The evidence is irrefutable that Belizean politicians, entrepreneurs, and public officers , including those in the security forces, have clandestine relationships with gangs. The gangs are used both in the illicit drug trafficking trade and to strengthen the muscle and base of politicians. The gangs are also affiliated with the notorious narco traffickers in South America and Mexico.

Given the size, scope and complexity of the gang and crime problem in our country, it is truly astounding to hear Prime Minister Briceño opine that a free education programme may be all that is needed to solve the problem which has given rise to the imposition of the current state of emergency on the south side of Belize City. Nothing can be further from the truth.

Our country is experiencing a national security crisis domestically, that is potentially worse than the Covid 19 Pandemic. Because the pandemic is negatively impacting the whole world, Belize is being helped in dealing with it by the international community by way of grants of vaccines, equipment a n d technical expertise. But our country is receiving no such assistance with respect to our treatment of the gang crisis. The gang members, on the other hand, have no shortage of resources, cash, guns political protection and influence.

Putting Dr. Richard Rosado, the new Police Commander of Eastern Division, through the streets of Lake Independence, brings neither hope nor confidence to anyone in Belize City. The times for those symbolic gestures are long pass. What is needed is a comprehensive plan of action which includes, but is not limited to, an ambitious programme to permanently ameliorate the status of all caregivers in our ghettoes, intellectually, morally and materially; freely accessible, good quality, training programmes which impart relevant knowledge, and job skills to all at risk youth countrywide; and, jobs that those youth can readily access and which pay living wages. It is an accepted fact that hunger, poverty, alienation, resentment and anger, are known to disappear when people have fulfilling jobs that pay living wages. Their morale and confidence are boosted. The allure of anti-social, criminal behaviour, is blunted if not completely neutralized.

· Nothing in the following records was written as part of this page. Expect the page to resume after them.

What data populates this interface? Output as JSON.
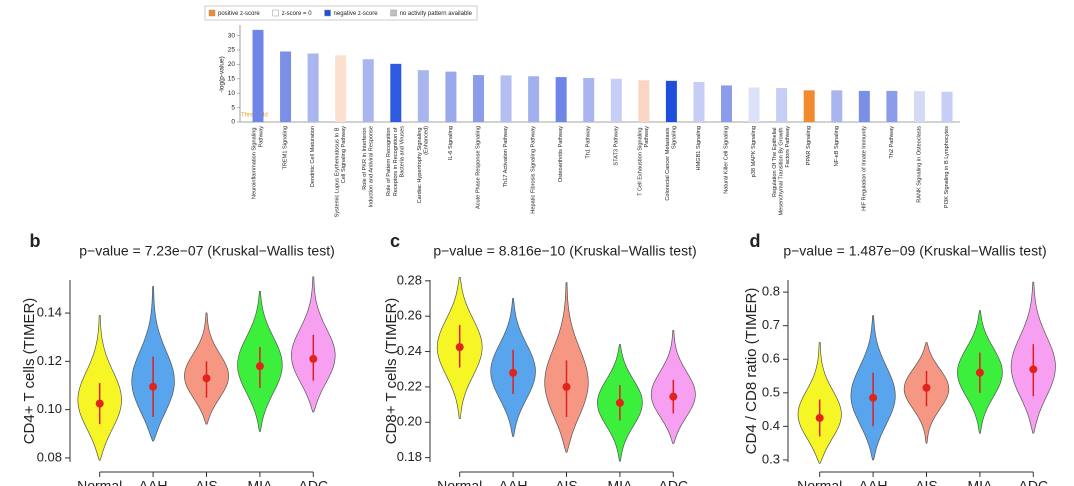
{
  "chart_data": [
    {
      "type": "bar",
      "ylabel": "-log(p-value)",
      "annotation": "Threshold",
      "legend": [
        {
          "label": "positive z-score",
          "color": "#f28a2f"
        },
        {
          "label": "z-score = 0",
          "color": "#ffffff"
        },
        {
          "label": "negative z-score",
          "color": "#1d4fdc"
        },
        {
          "label": "no activity pattern available",
          "color": "#c0c0c0"
        }
      ],
      "categories": [
        "Neuroinflammation Signaling Pathway",
        "TREM1 Signaling",
        "Dendritic Cell Maturation",
        "Systemic Lupus Erythematosus In B Cell Signaling Pathway",
        "Role of PKR in Interferon Induction and Antiviral Response",
        "Role of Pattern Recognition Receptors in Recognition of Bacteria and Viruses",
        "Cardiac Hypertrophy Signaling (Enhanced)",
        "IL-6 Signaling",
        "Acute Phase Response Signaling",
        "Th17 Activation Pathway",
        "Hepatic Fibrosis Signaling Pathway",
        "Osteoarthritis Pathway",
        "Th1 Pathway",
        "STAT3 Pathway",
        "T Cell Exhaustion Signaling Pathway",
        "Colorectal Cancer Metastasis Signaling",
        "HMGB1 Signaling",
        "Natural Killer Cell Signaling",
        "p38 MAPK Signaling",
        "Regulation Of The Epithelial Mesenchymal Transition By Growth Factors Pathway",
        "PPAR Signaling",
        "NF-κB Signaling",
        "HIF Regulation of Innate Immunity",
        "Th2 Pathway",
        "RANK Signaling in Osteoclasts",
        "PI3K Signaling in B Lymphocytes"
      ],
      "values": [
        32,
        24.5,
        23.8,
        23.2,
        21.8,
        20.2,
        18,
        17.5,
        16.3,
        16.2,
        15.9,
        15.6,
        15.3,
        15,
        14.5,
        14.3,
        13.9,
        12.7,
        12,
        11.8,
        11,
        11,
        10.8,
        10.8,
        10.7,
        10.5
      ],
      "colors": [
        "#6f86e8",
        "#7b8fe6",
        "#aab6ee",
        "#fbe0d0",
        "#a9b5ef",
        "#2f5be0",
        "#a9b5ef",
        "#9aa8ec",
        "#8c9cea",
        "#b4bff1",
        "#a3b0ee",
        "#6f86e8",
        "#a9b5ef",
        "#c6cef5",
        "#fbd5c3",
        "#1d4fdc",
        "#c6cef5",
        "#8c9cea",
        "#dde2f8",
        "#c6cef5",
        "#f28a2f",
        "#a9b5ef",
        "#7b8fe6",
        "#8c9cea",
        "#d4daf6",
        "#c6cef5"
      ],
      "ylim": [
        0,
        33
      ],
      "yticks": [
        0,
        5,
        10,
        15,
        20,
        25,
        30
      ]
    },
    {
      "type": "violin",
      "panel": "b",
      "title": "p−value = 7.23e−07 (Kruskal−Wallis test)",
      "ylabel": "CD4+ T cells (TIMER)",
      "categories": [
        "Normal",
        "AAH",
        "AIS",
        "MIA",
        "ADC"
      ],
      "colors": [
        "#f5f51a",
        "#4fa0ec",
        "#f4917c",
        "#33ee33",
        "#f79af0"
      ],
      "mean": [
        0.1025,
        0.1095,
        0.113,
        0.118,
        0.121
      ],
      "lower": [
        0.094,
        0.097,
        0.105,
        0.109,
        0.112
      ],
      "upper": [
        0.111,
        0.122,
        0.12,
        0.126,
        0.131
      ],
      "min": [
        0.079,
        0.087,
        0.094,
        0.091,
        0.099
      ],
      "max": [
        0.139,
        0.151,
        0.14,
        0.149,
        0.155
      ],
      "ylim": [
        0.075,
        0.157
      ],
      "yticks": [
        0.08,
        {
          "value": 0.1,
          "label": "0.10"
        },
        0.12,
        0.14
      ]
    },
    {
      "type": "violin",
      "panel": "c",
      "title": "p−value = 8.816e−10 (Kruskal−Wallis test)",
      "ylabel": "CD8+ T cells (TIMER)",
      "categories": [
        "Normal",
        "AAH",
        "AIS",
        "MIA",
        "ADC"
      ],
      "colors": [
        "#f5f51a",
        "#4fa0ec",
        "#f4917c",
        "#33ee33",
        "#f79af0"
      ],
      "mean": [
        0.2425,
        0.228,
        0.22,
        0.211,
        0.2145
      ],
      "lower": [
        0.231,
        0.216,
        0.203,
        0.201,
        0.205
      ],
      "upper": [
        0.255,
        0.241,
        0.235,
        0.221,
        0.224
      ],
      "min": [
        0.202,
        0.192,
        0.183,
        0.178,
        0.188
      ],
      "max": [
        0.282,
        0.27,
        0.279,
        0.244,
        0.252
      ],
      "ylim": [
        0.173,
        0.285
      ],
      "yticks": [
        0.18,
        {
          "value": 0.2,
          "label": "0.20"
        },
        0.22,
        0.24,
        0.26,
        0.28
      ]
    },
    {
      "type": "violin",
      "panel": "d",
      "title": "p−value = 1.487e−09 (Kruskal−Wallis test)",
      "ylabel": "CD4 / CD8 ratio (TIMER)",
      "categories": [
        "Normal",
        "AAH",
        "AIS",
        "MIA",
        "ADC"
      ],
      "colors": [
        "#f5f51a",
        "#4fa0ec",
        "#f4917c",
        "#33ee33",
        "#f79af0"
      ],
      "mean": [
        0.425,
        0.485,
        0.515,
        0.56,
        0.57
      ],
      "lower": [
        0.37,
        0.4,
        0.46,
        0.5,
        0.49
      ],
      "upper": [
        0.48,
        0.56,
        0.565,
        0.62,
        0.645
      ],
      "min": [
        0.29,
        0.3,
        0.35,
        0.38,
        0.38
      ],
      "max": [
        0.65,
        0.73,
        0.65,
        0.745,
        0.83
      ],
      "ylim": [
        0.27,
        0.86
      ],
      "yticks": [
        0.3,
        0.4,
        0.5,
        0.6,
        0.7,
        0.8
      ]
    }
  ]
}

Rather than incarcerating our youth by using legislation which smacks of dubious constitutional validity on the spurious ground of crime prevention, why not try positive approaches and devise programs which afford the youths the opportunity of either engaging in training programs or work programs, the cost of which are fully defrayed by joint enterprise between our public and private sectors.

For years we have tried the stick and the situation has only worsened. Why not try the carrot now? It can never be a wise practice to criminalize and otherwise punish some of our most valuable assets: our youths who have fallen through the cracks, largely because of the neglect and incompetence of the state and their caregivers. That practice is patiently unfair and conduces directly to the humanitarian crises we are now experiencing. The implementation of such social justice programs would surely make Father Of The Nation George Price smile in his grave.

Article by Wilfred Elrington S.C. former Minister of Foreign Affairs.